Toute purge comporte cependant un risque : celui de désorganiser temporairement l’appareil militaire. Si trop de postes clés sont vacants ou occupés par des responsables en phase d’apprentissage, l’efficacité opérationnelle peut s’en ressentir. Mais, l’absence de purge comporte un danger encore plus grand : laisser subsister des centres de pouvoir susceptibles de compromettre l’effort de guerre. Le pouvoir congolais semble ainsi engagé dans une course contre le temps : assainir sans désarmer, réorganiser sans fragiliser.

Il demeure essentiel de distinguer clairement la base combattante de certains segments du commandement. Les FARDC restent composées en grande majorité de soldats engagés dont la loyauté ne fait guère de doute. La crise actuelle concerne avant tout la fiabilité de ceux qui planifient, coordonnent et décident. Dans une guerre d’agression, la victoire dépend moins du nombre d’hommes que de la cohérence de la direction stratégique.

Une guerre ne se gagne pas avec une loyauté incertaine 

Sur le terrain, des troupes peuvent tenir face à un ennemi mieux équipé si elles ont confiance en leurs chefs. Mais, aucune armée ne peut résister durablement si son commandement est soupçonné d’ambiguïté, de double jeu ou d’intérêts personnels. L’histoire militaire montre que les armées s’effondrent plus souvent par désagrégation interne que par défaite frontale.

La véritable question n’est donc pas seulement de sanctionner des officiers défaillants, mais de reconstruire une architecture de commandement reposant sur trois piliers : une loyauté prouvée à la République, une compétence opérationnelle réelle et une indépendance vis-à-vis des réseaux d’influence. Aussi, ces officiers doivent-ils être focalisés strictement sur la question militaire et non balancer entre celle-ci et le business.

Par ailleurs, contrairement à leur mission, les officiers généraux et supérieurs se sont découvert d’autres attributions, notamment le trafic d’influence en jouant au paravent des criminels économiques. Comble de tout, ils ne sont pas moins aussi fournisseurs de leur propre armée. De la sorte, un président peut être constitutionnellement commandant suprême des Forces armée sans pour autant disposer d’une obéissance totale; la chaîne de commandement demeurant fragmentée par des loyautés concurrentes.

Au fond, la RDC affronte une épreuve rare : reconstruire la confiance dans son appareil militaire tout en poursuivant la guerre. Si la purge atteint réellement les racines du problème, elle peut devenir l’acte fondateur d’une armée rénovée et disciplinée. Si elle s’arrête à la surface, elle laissera subsister les mêmes réseaux et les mêmes ambiguïtés.
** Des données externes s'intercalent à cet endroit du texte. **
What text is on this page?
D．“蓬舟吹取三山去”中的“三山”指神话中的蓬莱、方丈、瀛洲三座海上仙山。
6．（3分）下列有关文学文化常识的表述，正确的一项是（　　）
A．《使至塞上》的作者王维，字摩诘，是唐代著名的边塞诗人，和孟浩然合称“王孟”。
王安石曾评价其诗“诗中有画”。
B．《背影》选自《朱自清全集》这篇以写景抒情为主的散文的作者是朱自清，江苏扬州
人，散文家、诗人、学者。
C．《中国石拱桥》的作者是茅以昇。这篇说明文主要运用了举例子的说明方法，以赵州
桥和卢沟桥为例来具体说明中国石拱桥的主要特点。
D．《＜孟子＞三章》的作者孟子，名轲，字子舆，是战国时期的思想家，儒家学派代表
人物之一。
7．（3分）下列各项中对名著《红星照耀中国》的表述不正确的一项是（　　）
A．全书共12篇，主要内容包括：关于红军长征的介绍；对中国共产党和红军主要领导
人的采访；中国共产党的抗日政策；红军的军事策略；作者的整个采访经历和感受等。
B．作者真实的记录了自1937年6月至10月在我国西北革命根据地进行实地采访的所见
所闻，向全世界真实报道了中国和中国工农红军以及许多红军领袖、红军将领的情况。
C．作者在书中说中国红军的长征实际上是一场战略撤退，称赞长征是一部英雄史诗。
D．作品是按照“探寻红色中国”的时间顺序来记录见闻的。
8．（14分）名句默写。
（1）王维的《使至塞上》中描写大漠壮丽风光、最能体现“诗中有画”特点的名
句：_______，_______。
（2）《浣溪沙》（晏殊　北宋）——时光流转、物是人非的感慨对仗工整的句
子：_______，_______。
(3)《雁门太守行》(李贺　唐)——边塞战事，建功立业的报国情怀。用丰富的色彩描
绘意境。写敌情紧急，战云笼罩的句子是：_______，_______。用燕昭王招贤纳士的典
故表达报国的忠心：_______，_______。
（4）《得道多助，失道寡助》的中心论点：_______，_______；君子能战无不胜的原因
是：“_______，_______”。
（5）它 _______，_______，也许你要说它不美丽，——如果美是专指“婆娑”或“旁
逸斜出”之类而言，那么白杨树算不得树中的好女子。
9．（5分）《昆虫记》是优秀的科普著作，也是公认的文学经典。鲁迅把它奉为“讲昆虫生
La question décisive reste donc entière : la République Démocratique du Congo est-elle en train de purger des individus, ou de refonder son commandement militaire ? De la réponse dépend non seulement l’issue de la guerre, mais aussi la stabilité de l’État lui-même. Car au bout du compte, une nation ne perd pas seulement lorsque ses soldats tombent, mais elle perd également lorsque ceux qui les dirigent cessent d’être dignes de leur confiance.